Trata-se aqui de uma reativação da fórmula da imagem da coisa dentro da outra ou de algo que se internou no sujeito
e vai provocar a mudança, base de toda a
elaboração imagética do romance
"Grande Sertão: Veredas". Ainda reforçada pelo elemento ativo contido no
"fermento" e pelo redirecionamento
centrífugo indicado pela "bússola".
Bússola interna que não faltava a
Quim, um transeunte, que chega, fica e
se vai "vindo, vivido, ido", como diz o
conto logo no primeiro parágrafo, parodiando Júlio César. "Orientação" é o título que explora as virtualidades desse
vocábulo e de sua relação com o Oriente.
Pois trata de um cidadão do Oriente, da
civilização que traz em si e de seu choque com uma sertaneja. Contrariando a
expectativa, não é ele quem se acultura à
sociedade inclusiva, mas ela que, bem ou
mal, acaba por se aculturar a ele. Desorientada é ela, carecendo de orientação,
de rumo (depois da separação, ela pergunta de que banda fica a terra dele e
respondem-lhe apontando "o rumo... da
Extrema-Ásia"), enfim, metaforicamente, de uma invenção chinesa, a bússola.

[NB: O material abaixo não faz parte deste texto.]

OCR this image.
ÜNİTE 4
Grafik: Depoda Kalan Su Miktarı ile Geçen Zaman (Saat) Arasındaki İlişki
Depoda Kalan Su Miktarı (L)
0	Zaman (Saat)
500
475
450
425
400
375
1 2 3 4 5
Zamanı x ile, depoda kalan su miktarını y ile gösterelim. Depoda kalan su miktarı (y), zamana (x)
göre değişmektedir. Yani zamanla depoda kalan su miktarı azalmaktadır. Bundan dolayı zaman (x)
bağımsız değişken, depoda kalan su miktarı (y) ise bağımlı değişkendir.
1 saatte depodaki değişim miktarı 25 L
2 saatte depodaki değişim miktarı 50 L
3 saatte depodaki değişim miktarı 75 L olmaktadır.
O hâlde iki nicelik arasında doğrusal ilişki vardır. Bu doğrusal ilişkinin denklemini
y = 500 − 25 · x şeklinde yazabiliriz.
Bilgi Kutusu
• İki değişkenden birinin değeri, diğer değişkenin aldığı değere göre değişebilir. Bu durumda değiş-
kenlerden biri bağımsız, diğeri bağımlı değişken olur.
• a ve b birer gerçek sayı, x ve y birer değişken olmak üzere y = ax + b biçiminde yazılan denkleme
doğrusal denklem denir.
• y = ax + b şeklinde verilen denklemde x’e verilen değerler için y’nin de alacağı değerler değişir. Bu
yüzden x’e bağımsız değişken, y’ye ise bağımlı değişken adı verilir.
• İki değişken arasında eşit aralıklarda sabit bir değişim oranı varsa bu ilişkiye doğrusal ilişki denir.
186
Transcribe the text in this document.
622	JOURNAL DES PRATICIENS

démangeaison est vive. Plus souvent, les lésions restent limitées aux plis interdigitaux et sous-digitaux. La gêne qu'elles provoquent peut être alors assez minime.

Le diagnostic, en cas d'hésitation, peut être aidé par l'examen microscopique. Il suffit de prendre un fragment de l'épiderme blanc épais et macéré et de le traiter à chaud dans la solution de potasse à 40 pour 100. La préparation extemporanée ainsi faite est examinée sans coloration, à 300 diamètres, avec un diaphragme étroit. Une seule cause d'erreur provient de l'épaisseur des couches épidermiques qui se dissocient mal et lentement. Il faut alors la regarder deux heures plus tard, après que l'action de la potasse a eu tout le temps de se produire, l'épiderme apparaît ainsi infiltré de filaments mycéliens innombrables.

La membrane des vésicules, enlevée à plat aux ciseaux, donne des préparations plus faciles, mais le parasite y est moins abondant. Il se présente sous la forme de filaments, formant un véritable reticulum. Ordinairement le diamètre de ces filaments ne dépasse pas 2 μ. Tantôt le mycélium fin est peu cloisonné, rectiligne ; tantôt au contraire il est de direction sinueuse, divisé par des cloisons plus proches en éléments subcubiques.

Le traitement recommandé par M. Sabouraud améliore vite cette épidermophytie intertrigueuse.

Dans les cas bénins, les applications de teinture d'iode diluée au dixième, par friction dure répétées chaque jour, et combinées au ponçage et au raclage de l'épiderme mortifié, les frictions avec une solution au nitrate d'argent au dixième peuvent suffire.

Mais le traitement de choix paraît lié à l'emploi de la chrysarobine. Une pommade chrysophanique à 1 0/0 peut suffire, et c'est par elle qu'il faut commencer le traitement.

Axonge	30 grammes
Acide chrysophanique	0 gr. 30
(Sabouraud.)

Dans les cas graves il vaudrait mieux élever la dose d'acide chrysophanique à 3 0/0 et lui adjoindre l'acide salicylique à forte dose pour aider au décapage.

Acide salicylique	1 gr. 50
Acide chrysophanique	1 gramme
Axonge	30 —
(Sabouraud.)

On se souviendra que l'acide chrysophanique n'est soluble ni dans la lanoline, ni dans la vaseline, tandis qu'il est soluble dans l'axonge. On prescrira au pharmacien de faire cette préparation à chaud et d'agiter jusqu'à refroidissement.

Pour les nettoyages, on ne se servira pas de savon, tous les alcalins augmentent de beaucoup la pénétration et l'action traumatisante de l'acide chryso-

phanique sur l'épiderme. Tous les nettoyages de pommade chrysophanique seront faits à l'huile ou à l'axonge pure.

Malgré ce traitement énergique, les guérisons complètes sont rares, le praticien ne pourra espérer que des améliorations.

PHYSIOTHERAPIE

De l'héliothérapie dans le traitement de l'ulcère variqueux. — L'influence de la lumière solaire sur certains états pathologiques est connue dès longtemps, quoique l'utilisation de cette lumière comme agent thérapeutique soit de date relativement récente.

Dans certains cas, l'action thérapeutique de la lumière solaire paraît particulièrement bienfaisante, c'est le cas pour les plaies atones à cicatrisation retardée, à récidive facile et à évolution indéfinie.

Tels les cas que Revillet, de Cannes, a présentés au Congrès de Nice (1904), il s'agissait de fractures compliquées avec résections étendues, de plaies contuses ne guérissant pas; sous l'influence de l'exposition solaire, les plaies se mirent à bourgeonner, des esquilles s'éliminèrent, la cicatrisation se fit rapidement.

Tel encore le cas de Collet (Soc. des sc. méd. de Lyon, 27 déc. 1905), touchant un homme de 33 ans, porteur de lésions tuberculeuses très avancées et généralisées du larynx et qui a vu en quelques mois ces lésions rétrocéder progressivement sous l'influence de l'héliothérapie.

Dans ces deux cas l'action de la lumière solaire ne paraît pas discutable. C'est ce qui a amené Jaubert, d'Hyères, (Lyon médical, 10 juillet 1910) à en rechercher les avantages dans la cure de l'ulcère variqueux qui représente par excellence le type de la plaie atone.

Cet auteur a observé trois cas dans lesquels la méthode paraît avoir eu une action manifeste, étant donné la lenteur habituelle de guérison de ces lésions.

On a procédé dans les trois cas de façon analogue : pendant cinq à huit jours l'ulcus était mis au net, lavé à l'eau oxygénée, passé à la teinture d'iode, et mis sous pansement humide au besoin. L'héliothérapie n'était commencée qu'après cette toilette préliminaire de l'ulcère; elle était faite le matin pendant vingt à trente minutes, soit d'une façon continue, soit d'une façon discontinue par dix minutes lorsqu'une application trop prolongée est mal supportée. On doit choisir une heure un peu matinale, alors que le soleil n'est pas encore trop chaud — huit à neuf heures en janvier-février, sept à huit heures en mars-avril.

Como se vê, antinacionalista e graciosamente anti-racista, o conto considera
que a miscigenação com o elemento alienígena não-branco, isto é, "amarelo",
nos melhora. E assim termina essa fábula de aculturação às avessas.
Walnice Nogueira Galvão é ensaísta e crítica literária, autora, entre outros, de "A Donzela-Guerreira" (Ed. do Senac) e "Desconversa" (Ed. UFRJ).